Each stage had different characteristics and was associated with clinical progression. Concentrations of Aβ₄₂ in CSF dropped in stage 1 and p-tau levels increased. CSF total tau increased in stage 2 and cognitive decline accelerated. Atrophy accelerated in stage 3. While clinical symptoms often appeared in stages 2 and 3, some people remained cognitively unimpaired even in stage 3.

At baseline, people in stage 0 had a 14.7% risk (95% CI 11.2%-18.1%) of progressing to a higher stage, mainly to stage 1. Those in stage 1 — which had relatively few people — had a 71.4% risk (95% CI 50.0%-90.9%) and people in stage 2 had a 53.1% risk (95% CI 42.2%-64.0%) of progression.

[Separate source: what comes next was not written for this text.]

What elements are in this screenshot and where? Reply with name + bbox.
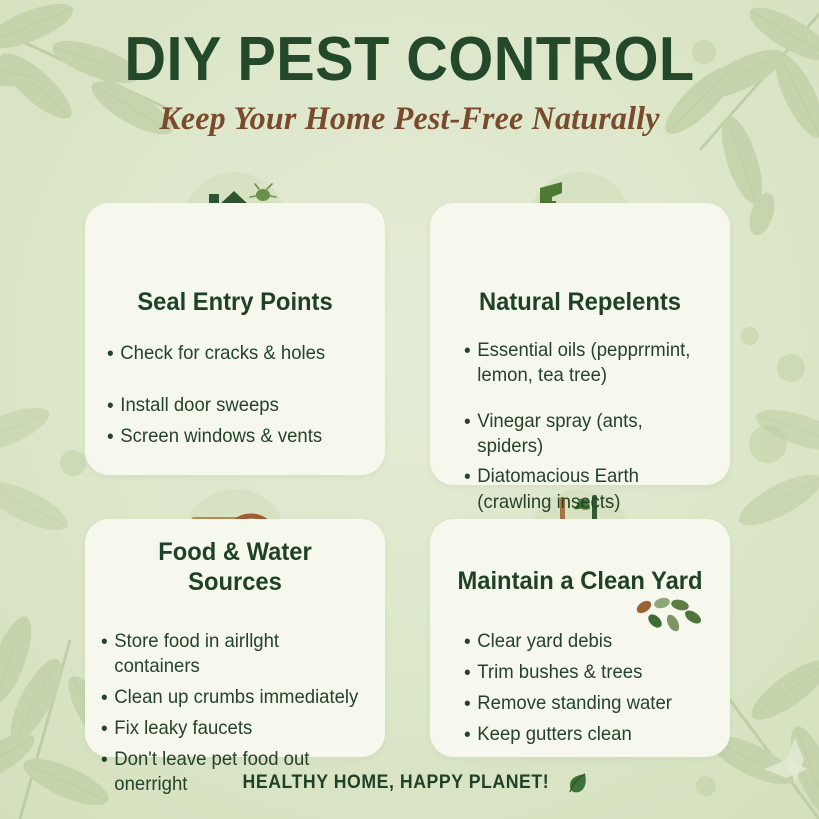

After about 6 years, almost everyone in stages 1 and 2 at baseline had progressed to stage 3. Reversal to a lower stage, an indicator of system instability, was rare at 0.9%. Strong differences in gene expression emerged in the stages, especially for genes related to voltage-gated ion channel activity.

The study had several limitations, the researchers noted. It requires further validation because the replication cohort had cross-sectional PET data only. In addition, the investigators used CSF Aβ₄₂ alone, rather than adjusting for CSF Aβ₄₀ which may have shown closer associations with amyloid PET.